Warum macht VW ein SUV zum Cabrio?
Dass man auch Cabrios in das SUV-Segment umleitet, um sie wieder beliebter zu machen, hat eine Logik, der Land Rover mit dem Evoque Cabrio zwischen 2016 und 2019 im Premiumbereich gefolgt ist. Seit dem Evoque-Modellwechsel ruht das Cabrio-Thema dort wieder, als verhältnismäßig kleiner Hersteller gehen die Engländer finanztechnisch lieber auf Nummer Sicher. VW aber wagt den Schnitt, und hat mit dem T-Roc nicht nur einen absoluten Bestseller am Cabrio-Start, sondern auch das derzeit einzige SUV-Cabrio überhaupt.
Offene Autos haben bei VW ja auch eine lange Tradition…
Die Wolfsburger haben über die Jahrzehnte wirklich sehr viele Autofahrer zum Offenfahren gebracht. Bereits 1949 wurden die ersten Käfer Cabriolet von Karmann gebaut, bis 1980 entstanden über 330.000 Stück. Von 1979 bis 2016 fanden vier Generationen des Golf Cabriolet über 770.000 Käufer. Mit dem Eos war VW von 2006 bis 2015 beim Stahldach-Cabrio-Trend dabei und surfte mit dem Beetle Cabrio von 2003 bis 2019 auch auf der Retrowelle.
Sieht das Auto gut aus? Und ist es so praktisch in der Stadt, wie es das Golf Cabrio immer war?
Das T-Roc Cabriolet hat mit 4,27 Metern Länge und 1,81 Metern Breite absolut vernünftige Abmessungen für Ballungsräume. Sie entsprechen ziemlich genau dem aktuellen Golf. Klarerweise ist die Sicht nach hinten bei geschlossenem Dach ziemlich eingeschränkt, die Rückfahrkamera des „Park Assist“ entspannt aber die meisten Situationen, zum Beispiel in engen Parkhäusern.
Optisch hat das fehlende feste Dach einen interessanten Effekt auf die Proportionen, es lässt den verbliebenen Rest der Karosserie noch bulliger wirken als mit Stahlhaube.

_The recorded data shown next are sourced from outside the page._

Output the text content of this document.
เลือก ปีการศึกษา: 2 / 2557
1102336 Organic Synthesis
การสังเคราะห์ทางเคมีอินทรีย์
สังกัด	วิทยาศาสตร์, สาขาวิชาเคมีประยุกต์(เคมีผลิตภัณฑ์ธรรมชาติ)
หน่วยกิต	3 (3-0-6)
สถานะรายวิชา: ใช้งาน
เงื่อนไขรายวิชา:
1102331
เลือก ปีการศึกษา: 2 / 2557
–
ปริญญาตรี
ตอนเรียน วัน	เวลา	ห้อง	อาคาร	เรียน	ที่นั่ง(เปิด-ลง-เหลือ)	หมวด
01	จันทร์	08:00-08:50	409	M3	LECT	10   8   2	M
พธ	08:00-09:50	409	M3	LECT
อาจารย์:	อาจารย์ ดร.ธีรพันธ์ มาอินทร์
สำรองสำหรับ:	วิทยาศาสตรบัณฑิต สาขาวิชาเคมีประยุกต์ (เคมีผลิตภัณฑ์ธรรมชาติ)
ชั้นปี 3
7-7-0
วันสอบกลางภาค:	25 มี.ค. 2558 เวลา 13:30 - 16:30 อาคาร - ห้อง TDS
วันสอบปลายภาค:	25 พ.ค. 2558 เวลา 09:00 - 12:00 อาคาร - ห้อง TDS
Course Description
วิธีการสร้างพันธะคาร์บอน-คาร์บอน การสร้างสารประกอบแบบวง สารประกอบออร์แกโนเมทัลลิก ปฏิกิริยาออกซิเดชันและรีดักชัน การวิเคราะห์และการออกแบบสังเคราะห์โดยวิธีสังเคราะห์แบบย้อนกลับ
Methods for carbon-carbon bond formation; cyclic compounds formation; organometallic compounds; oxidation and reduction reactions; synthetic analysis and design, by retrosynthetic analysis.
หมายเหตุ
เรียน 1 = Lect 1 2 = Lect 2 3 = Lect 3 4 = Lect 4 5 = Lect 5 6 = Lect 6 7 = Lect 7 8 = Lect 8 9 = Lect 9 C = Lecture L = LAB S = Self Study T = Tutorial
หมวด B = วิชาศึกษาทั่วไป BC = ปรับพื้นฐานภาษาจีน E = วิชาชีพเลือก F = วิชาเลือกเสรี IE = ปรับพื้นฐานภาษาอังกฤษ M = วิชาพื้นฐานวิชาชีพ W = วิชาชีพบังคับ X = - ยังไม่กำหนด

Dass das T-Roc Cabriolet für ein eher kleines Auto einen ziemlich großen Auftritt hat, liegt aber auch an den gut gesetzten Akzenten: Der Kühlergrill ist groß und wirkt durch die integrierten Scheinwerfer sehr breit. Seitlich sorgen markante Radkästen für Präsenz, während streng horizontale Linien die Karosserie langziehen. Am Heck fühlt man sich vielleicht noch am meisten an frühere Golf Cabrios erinnert, durch die Höhe und das bullige Design kommt aber ebenfalls der SUV-Stil durch. In der getesteten R Line geht auch vom Licht ein Showeffekt aus, dann leuchten die schmalen Hauptscheinwerfer mit nobler LED-Technologie, während Blinker und Tagfahrlicht in zwei markante Licht-Pfeile im Stoßfänger ausgelagert sind.

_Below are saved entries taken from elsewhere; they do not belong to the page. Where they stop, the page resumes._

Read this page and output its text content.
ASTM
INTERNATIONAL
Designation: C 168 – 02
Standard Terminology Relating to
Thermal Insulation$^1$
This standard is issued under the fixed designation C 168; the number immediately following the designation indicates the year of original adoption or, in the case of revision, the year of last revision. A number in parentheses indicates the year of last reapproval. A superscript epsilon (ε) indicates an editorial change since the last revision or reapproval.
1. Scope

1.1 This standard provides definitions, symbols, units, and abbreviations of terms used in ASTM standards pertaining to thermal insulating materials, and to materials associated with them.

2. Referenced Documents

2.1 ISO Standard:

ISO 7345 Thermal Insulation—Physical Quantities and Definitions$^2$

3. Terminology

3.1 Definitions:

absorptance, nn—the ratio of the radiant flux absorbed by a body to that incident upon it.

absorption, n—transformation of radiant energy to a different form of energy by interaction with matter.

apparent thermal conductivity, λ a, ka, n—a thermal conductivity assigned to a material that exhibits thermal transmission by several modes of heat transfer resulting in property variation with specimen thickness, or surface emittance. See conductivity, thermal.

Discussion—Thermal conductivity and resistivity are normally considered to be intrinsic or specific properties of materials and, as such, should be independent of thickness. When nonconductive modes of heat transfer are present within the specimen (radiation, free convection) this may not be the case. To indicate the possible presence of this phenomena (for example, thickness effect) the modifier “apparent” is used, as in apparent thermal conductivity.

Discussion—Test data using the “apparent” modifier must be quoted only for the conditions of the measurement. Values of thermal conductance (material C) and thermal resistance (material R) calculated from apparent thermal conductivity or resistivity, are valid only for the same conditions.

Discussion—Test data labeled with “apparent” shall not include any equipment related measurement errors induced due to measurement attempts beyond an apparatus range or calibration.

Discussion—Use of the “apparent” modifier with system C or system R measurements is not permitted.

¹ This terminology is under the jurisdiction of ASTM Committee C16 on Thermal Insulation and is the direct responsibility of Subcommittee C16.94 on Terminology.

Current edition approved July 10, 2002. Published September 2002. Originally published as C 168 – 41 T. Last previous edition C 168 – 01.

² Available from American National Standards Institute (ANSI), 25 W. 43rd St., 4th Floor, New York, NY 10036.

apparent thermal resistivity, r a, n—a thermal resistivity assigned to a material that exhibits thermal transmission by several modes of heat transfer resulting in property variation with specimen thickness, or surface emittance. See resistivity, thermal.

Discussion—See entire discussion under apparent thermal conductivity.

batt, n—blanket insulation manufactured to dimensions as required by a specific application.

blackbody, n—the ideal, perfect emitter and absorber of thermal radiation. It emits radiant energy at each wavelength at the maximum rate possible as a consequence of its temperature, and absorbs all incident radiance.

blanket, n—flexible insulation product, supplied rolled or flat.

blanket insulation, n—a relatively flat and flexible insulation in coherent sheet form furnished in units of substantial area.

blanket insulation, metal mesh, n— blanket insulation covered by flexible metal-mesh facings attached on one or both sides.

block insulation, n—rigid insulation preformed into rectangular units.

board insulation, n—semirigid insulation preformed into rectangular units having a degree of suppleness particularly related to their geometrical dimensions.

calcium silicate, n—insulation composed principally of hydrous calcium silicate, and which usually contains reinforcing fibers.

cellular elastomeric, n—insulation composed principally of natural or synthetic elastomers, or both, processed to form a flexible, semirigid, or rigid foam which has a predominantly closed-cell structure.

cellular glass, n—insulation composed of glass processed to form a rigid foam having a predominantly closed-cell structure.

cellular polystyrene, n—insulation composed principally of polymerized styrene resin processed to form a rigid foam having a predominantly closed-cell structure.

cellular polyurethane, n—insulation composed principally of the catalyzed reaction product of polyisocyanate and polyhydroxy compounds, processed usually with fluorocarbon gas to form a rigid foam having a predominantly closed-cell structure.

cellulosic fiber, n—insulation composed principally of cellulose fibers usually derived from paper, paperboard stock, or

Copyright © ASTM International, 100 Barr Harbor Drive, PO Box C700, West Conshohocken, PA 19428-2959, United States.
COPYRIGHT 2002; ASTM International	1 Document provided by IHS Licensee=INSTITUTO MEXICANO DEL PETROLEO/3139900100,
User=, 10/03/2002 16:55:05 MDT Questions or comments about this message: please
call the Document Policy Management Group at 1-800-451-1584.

Die in ästhetisch dunklen Zeiten der Blechdach-Cabrios liegen noch nicht lange zurück, aber das klassische Stoffverdeck hat sich wieder zurück-durchgesetzt, was haptisch und optisch ein Segen ist. Die Konstruktion der Softtops ist heute auf einem deutlich höheren Standard als früher. Obwohl Gestänge, Innenhimmel, Polstermatte und Außenbezug zusammen mit dem elektrischen Schließmechanismus nur 53 Kilo wiegen, wirkt die Dachkonstruktion absolut massiv.

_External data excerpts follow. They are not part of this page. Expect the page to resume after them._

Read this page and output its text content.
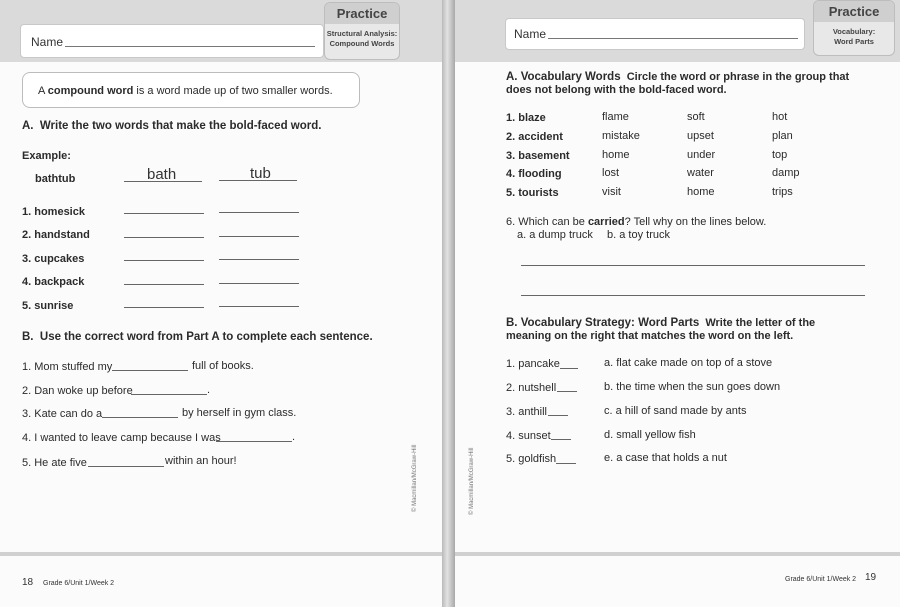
Name
Practice
Structural Analysis:
Compound Words
A compound word is a word made up of two smaller words.
A. Write the two words that make the bold-faced word.
Example:
bathtub	bath	tub
1. homesick
2. handstand
3. cupcakes
4. backpack
5. sunrise
B. Use the correct word from Part A to complete each sentence.
1. Mom stuffed my	full of books.
2. Dan woke up before	.
3. Kate can do a	by herself in gym class.
4. I wanted to leave camp because I was	.
5. He ate five	within an hour!	© Macmillan/McGraw-Hill
18 Grade 6/Unit 1/Week 2
Name
Practice
Vocabulary:
Word Parts
A. Vocabulary Words Circle the word or phrase in the group that
does not belong with the bold-faced word.
1. blaze	flame	soft	hot
2. accident	mistake	upset	plan
3. basement	home	under	top
4. flooding	lost	water	damp
5. tourists	visit	home	trips
6. Which can be carried? Tell why on the lines below.
a. a dump truck b. a toy truck
B. Vocabulary Strategy: Word Parts Write the letter of the
meaning on the right that matches the word on the left.
1. pancake	a. flat cake made on top of a stove
2. nutshell	b. the time when the sun goes down
3. anthill	c. a hill of sand made by ants
4. sunset	d. small yellow fish
5. goldfish	e. a case that holds a nut
© Macmillan/McGraw-Hill
Grade 6/Unit 1/Week 2 19
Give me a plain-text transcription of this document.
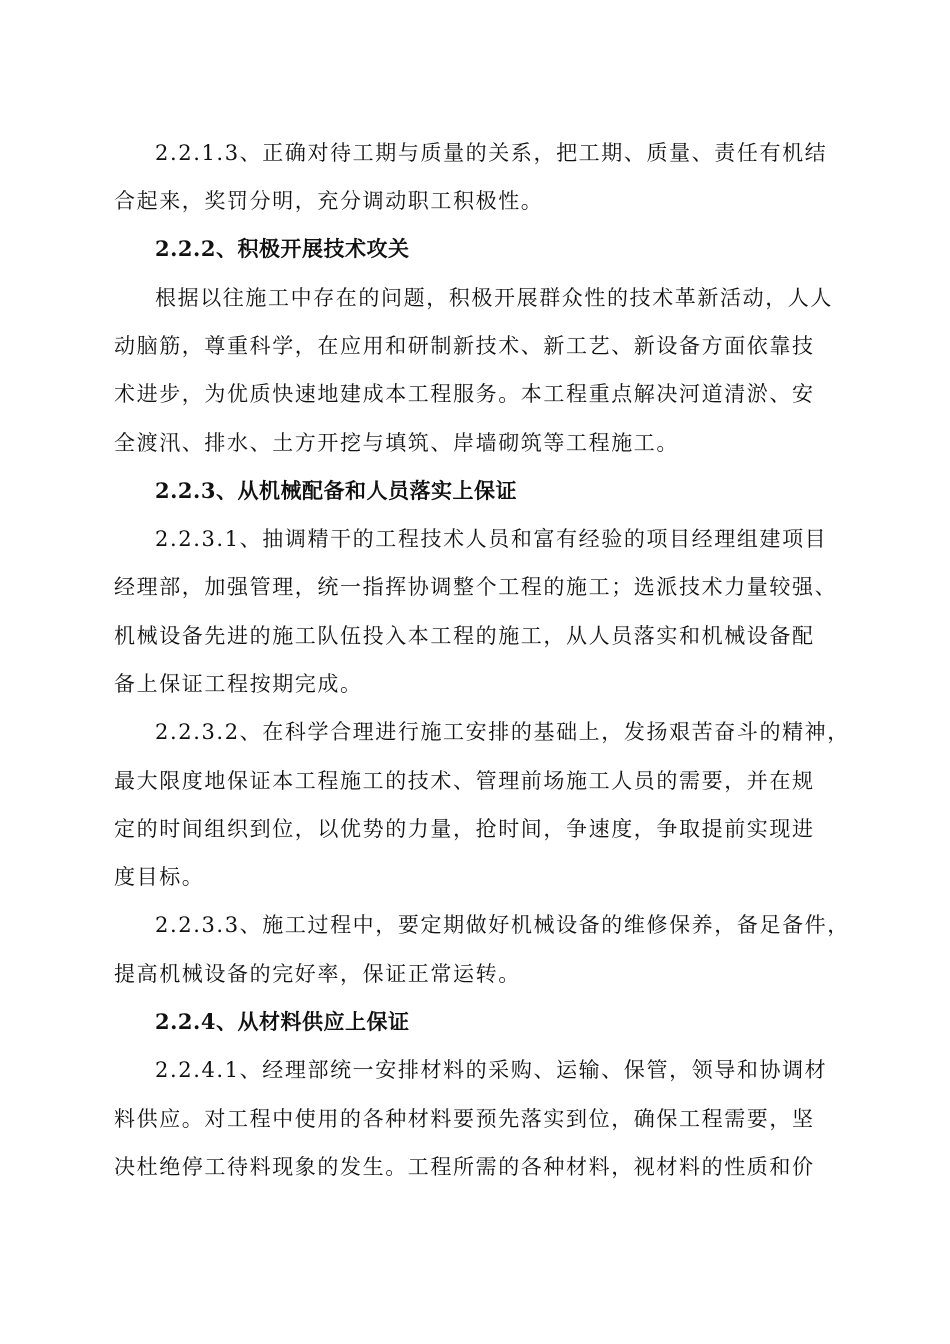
2.2.1.3、正确对待工期与质量的关系，把工期、质量、责任有机结
合起来，奖罚分明，充分调动职工积极性。
2.2.2、积极开展技术攻关
根据以往施工中存在的问题，积极开展群众性的技术革新活动，人人
动脑筋，尊重科学，在应用和研制新技术、新工艺、新设备方面依靠技
术进步，为优质快速地建成本工程服务。本工程重点解决河道清淤、安
全渡汛、排水、土方开挖与填筑、岸墙砌筑等工程施工。
2.2.3、从机械配备和人员落实上保证
2.2.3.1、抽调精干的工程技术人员和富有经验的项目经理组建项目
经理部，加强管理，统一指挥协调整个工程的施工；选派技术力量较强、
机械设备先进的施工队伍投入本工程的施工，从人员落实和机械设备配
备上保证工程按期完成。
2.2.3.2、在科学合理进行施工安排的基础上，发扬艰苦奋斗的精神，
最大限度地保证本工程施工的技术、管理前场施工人员的需要，并在规
定的时间组织到位，以优势的力量，抢时间，争速度，争取提前实现进
度目标。
2.2.3.3、施工过程中，要定期做好机械设备的维修保养，备足备件，
提高机械设备的完好率，保证正常运转。
2.2.4、从材料供应上保证
2.2.4.1、经理部统一安排材料的采购、运输、保管，领导和协调材
料供应。对工程中使用的各种材料要预先落实到位，确保工程需要，坚
决杜绝停工待料现象的发生。工程所需的各种材料，视材料的性质和价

Offen ist das Verdeck in nur neun (!) Sekunden, das Schließen dauert nur zwei Sekunden länger. Zudem muss der Fahrer nicht innehalten, während sich das stoffbezogene Gestänge Z-förmig zu einem kompakten Paket faltet und hinter den Sitzen verschwindet – bis Tempo 30 geht das auch während der Fahrt, was zugleich ein netter Showeffekt ist. Dieser schnelle, unkomplizierte Dachmechanismus ist in der Stadt entscheidend, weil man dadurch selbst auf echten Kurzstrecken das Dach noch öffnet – und fürs Offenhalten ist ein Cabrio ja gedacht und gemacht. Sein Cabrio unbeschwert und stolz mit offenem Dach zu parken, bleibt aber natürlich immer noch die schönste Art, es stehenzulassen.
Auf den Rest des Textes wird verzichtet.